TEMPO.CO, PEMALANG - Memasuki musim kemarau, penduduk di sejumlah desa di Lereng Gunung Slamet, Kecamatan Pulosari, Pemalang, mulai kesulitan air bersih. Warga setempat harus menunggu dua hari sekali demi mendapatkan air bersih.
Penduduk biasanya mengandalkan mata air pegunungan di lereng Gunung Slamet. Ada tujuh desa yang mengandalkan sumber air tersebut, yakni Gunungsari, Gambuhan, Penakir, Cletakan, Batursari, Siremeng, dan Jurangmangu. Debit air di mata air tersebut kini menyusut seiring dengan datangnya musim kemarau.
Kepala Desa Gunungsari Teteg Winantea mengatakan debit air pegunungan di desa setempat mulai menyusut sejak dua bulan terakhir. Masyarakat kesulitan mencari air bersih untuk memenuhi kebutuhan, seperti mandi, mencuci, dan minum. “Warga harus mengantre dua hari sekali agar mendapatkan air,” katanya, Rabu, 19 Juli 2017.
Untuk mengatasi krisis air bersih ini, Badan Penanggulangan Bencana Daerah (BPBD) dan Palang Merah Indonesia (PMI) Pemalang sebenarnya sudah memberikan bantuan air bersih. Namun tetap tidak mencukupi. “Untuk memenuhi kebutuhan air, warga pun terpaksa harus membelinya,” ujarnya.

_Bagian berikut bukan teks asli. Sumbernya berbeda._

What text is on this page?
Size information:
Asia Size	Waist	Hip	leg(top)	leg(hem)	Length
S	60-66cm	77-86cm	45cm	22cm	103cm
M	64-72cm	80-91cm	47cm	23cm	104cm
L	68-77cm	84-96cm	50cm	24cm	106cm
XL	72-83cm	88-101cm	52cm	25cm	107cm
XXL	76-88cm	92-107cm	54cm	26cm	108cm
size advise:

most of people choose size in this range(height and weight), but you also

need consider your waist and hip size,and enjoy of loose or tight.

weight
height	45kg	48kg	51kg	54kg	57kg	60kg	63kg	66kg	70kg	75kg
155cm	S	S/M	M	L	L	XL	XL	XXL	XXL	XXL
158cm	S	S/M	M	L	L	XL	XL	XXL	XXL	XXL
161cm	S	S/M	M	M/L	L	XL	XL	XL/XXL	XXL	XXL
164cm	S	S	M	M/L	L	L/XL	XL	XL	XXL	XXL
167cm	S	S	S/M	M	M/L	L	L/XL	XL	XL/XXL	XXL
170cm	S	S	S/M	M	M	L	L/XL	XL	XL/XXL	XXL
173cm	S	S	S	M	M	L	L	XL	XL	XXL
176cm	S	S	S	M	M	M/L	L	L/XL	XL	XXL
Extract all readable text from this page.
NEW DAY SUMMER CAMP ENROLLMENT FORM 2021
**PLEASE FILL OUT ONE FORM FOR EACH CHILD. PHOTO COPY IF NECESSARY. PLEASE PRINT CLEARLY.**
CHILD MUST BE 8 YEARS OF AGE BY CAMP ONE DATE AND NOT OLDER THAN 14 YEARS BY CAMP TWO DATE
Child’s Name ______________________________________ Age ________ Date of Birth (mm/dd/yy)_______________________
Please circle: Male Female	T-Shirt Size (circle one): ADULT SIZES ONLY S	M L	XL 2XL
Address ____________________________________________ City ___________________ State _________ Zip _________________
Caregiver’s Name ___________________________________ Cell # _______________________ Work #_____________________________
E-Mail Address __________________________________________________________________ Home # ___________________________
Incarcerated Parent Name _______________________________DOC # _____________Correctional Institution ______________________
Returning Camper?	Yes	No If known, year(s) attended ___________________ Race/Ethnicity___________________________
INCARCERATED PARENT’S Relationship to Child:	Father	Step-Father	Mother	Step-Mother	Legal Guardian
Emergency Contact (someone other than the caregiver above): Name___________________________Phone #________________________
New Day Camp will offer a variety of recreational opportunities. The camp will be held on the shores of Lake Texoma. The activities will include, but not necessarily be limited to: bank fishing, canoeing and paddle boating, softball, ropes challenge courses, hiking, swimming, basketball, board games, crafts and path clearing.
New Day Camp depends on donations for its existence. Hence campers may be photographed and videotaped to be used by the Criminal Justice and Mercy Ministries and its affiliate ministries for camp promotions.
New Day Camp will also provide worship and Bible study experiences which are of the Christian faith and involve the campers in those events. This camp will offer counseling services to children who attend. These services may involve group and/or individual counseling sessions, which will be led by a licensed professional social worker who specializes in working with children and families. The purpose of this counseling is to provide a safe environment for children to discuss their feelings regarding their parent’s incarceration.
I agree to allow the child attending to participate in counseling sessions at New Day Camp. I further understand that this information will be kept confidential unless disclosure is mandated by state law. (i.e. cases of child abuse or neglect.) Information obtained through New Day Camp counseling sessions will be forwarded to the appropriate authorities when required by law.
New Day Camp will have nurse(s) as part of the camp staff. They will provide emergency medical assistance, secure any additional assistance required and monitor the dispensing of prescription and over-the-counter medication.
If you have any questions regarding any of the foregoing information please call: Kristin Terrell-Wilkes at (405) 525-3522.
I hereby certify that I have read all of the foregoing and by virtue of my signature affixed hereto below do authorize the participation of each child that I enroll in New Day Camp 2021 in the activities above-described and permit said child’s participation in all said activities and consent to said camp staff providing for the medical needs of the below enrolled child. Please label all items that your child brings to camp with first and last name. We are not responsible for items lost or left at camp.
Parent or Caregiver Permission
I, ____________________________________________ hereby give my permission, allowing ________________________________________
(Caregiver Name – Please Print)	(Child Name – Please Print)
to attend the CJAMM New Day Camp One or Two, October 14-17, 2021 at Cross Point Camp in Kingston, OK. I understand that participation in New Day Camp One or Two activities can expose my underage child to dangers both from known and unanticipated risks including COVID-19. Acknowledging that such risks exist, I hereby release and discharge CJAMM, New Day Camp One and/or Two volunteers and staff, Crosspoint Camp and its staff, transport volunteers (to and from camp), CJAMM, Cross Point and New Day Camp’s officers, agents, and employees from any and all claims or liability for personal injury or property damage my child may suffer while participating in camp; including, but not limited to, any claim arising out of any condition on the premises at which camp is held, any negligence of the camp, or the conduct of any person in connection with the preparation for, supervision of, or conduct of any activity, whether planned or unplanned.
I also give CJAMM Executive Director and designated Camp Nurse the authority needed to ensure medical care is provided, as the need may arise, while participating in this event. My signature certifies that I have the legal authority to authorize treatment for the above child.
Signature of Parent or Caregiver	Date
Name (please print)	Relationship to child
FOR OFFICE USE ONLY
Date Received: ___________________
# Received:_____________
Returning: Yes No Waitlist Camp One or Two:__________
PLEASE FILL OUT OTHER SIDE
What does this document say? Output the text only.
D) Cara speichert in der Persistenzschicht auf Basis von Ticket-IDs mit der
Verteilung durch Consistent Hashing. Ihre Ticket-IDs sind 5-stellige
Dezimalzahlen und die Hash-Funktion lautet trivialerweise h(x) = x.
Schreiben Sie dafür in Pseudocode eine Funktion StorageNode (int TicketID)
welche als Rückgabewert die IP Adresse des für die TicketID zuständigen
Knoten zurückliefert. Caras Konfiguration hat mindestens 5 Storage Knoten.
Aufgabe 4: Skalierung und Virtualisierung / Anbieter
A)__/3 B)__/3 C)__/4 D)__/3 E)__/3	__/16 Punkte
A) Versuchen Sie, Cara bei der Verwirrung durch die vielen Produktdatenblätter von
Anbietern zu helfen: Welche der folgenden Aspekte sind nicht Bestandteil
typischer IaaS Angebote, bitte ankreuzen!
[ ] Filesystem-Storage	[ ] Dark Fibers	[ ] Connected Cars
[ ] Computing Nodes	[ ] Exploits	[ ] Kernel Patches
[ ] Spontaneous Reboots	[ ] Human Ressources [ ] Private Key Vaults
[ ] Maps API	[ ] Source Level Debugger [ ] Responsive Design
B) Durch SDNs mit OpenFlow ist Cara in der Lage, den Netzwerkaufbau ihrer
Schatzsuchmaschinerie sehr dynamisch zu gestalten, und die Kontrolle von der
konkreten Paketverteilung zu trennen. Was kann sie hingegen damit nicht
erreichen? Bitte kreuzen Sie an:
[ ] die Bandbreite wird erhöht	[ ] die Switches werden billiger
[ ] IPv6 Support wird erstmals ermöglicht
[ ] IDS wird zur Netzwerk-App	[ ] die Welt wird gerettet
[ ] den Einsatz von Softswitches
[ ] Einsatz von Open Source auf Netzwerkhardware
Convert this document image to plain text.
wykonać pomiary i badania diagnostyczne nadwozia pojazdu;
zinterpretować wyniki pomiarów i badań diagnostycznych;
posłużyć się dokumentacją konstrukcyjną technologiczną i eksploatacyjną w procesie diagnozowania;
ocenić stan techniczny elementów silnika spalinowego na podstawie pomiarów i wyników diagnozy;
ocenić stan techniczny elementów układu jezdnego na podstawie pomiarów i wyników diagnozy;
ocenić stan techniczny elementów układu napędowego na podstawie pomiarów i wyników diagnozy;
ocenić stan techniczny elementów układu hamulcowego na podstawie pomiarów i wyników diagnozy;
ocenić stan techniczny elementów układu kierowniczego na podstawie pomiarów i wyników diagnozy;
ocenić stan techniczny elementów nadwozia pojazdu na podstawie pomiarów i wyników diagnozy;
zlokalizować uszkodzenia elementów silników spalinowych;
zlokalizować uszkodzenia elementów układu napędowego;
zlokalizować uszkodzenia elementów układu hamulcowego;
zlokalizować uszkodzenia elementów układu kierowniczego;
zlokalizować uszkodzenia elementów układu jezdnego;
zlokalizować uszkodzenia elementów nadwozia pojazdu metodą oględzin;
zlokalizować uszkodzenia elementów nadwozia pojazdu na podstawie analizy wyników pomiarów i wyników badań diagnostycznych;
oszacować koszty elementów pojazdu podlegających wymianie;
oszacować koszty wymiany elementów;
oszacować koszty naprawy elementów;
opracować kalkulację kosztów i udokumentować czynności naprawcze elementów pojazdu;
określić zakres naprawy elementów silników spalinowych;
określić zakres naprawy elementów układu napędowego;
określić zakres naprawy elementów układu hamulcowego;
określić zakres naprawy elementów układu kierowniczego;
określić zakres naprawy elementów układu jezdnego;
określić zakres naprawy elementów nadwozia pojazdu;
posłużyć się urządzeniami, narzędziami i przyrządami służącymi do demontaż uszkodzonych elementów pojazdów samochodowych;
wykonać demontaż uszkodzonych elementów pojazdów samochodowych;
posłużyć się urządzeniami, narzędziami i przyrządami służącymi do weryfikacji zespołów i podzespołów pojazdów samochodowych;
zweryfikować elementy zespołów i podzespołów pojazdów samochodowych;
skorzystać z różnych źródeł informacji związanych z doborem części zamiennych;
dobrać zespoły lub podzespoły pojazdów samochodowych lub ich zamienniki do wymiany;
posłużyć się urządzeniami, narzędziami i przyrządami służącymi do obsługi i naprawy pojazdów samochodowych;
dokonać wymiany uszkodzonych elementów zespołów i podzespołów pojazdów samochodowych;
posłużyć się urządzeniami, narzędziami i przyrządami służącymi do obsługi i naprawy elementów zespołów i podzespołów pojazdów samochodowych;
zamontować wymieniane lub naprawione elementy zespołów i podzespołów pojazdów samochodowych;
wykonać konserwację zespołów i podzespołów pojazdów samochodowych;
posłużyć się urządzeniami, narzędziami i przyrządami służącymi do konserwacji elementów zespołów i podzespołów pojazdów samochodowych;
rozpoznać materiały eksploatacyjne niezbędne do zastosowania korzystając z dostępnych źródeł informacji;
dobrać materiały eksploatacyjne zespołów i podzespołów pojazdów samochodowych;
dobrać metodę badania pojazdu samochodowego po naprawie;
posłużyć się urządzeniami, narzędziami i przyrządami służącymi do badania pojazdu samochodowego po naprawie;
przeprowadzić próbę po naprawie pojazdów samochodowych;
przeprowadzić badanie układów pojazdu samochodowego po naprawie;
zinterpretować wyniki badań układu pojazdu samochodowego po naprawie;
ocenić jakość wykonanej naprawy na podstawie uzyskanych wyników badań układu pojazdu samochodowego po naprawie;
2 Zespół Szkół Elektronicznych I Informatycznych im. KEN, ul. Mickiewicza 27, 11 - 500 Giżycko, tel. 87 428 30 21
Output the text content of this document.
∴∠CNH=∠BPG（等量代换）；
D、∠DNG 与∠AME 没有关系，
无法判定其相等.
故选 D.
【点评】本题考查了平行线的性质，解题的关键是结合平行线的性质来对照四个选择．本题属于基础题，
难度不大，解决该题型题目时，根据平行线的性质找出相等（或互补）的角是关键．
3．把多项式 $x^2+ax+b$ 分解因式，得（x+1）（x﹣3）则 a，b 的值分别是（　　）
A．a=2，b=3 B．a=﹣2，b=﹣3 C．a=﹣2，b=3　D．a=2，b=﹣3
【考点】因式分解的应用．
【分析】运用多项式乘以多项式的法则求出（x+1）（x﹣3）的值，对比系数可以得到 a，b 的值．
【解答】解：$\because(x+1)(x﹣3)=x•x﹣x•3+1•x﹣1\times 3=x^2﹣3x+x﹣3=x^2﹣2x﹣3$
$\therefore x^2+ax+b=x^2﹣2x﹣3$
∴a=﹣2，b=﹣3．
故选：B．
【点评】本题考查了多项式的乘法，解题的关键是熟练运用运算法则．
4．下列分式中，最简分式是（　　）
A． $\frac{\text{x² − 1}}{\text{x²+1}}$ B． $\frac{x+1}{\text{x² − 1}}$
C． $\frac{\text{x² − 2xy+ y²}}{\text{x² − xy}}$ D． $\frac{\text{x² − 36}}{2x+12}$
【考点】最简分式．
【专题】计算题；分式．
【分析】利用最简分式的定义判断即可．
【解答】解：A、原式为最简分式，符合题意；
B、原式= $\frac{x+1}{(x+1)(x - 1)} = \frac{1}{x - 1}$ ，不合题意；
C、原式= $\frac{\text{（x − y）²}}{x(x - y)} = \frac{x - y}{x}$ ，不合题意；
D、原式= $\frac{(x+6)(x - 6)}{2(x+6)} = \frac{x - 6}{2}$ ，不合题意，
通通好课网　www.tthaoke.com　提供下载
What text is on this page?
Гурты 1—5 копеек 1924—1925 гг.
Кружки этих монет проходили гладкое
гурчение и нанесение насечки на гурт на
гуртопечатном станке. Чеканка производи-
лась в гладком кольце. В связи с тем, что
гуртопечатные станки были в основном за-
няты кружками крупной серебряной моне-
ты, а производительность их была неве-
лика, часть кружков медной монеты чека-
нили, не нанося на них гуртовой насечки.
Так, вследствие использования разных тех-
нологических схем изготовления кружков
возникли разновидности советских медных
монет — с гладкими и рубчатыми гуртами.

Menurut Teteg, permasalahan ini sudah disampaikan kepada Gubernur Jawa Tengah Ganjar Pranowo beberapa waktu lalu saat berkunjung ke Pemalang. “Waktu pertemuan dengan Pak Ganjar, kami sudah sampaikan. Harapan kami, itu kan katanya ada sumber air di Purbalingga. Barangkali bisa diupayakan dialirkan ke sini. Di sini memang ada sumbernya, tapi tidak mencukupi, apalagi musim kemarau seperti ini,” ucapnya.
Warga Gunungsari, Karyono, mengaku harus menggunakan air bersih seadanya untuk memenuhi kebutuhan sehari-hari. Dia berharap bantuan segera datang lagi agar warga bisa lebih mudah beraktivitas. “Sejak bulan puasa, air susah. Ya, cuma seadanya. Keluar airnya, tapi kecil. Bantuan belum datang lagi, ya, nunggu bantuan air,” tuturnya.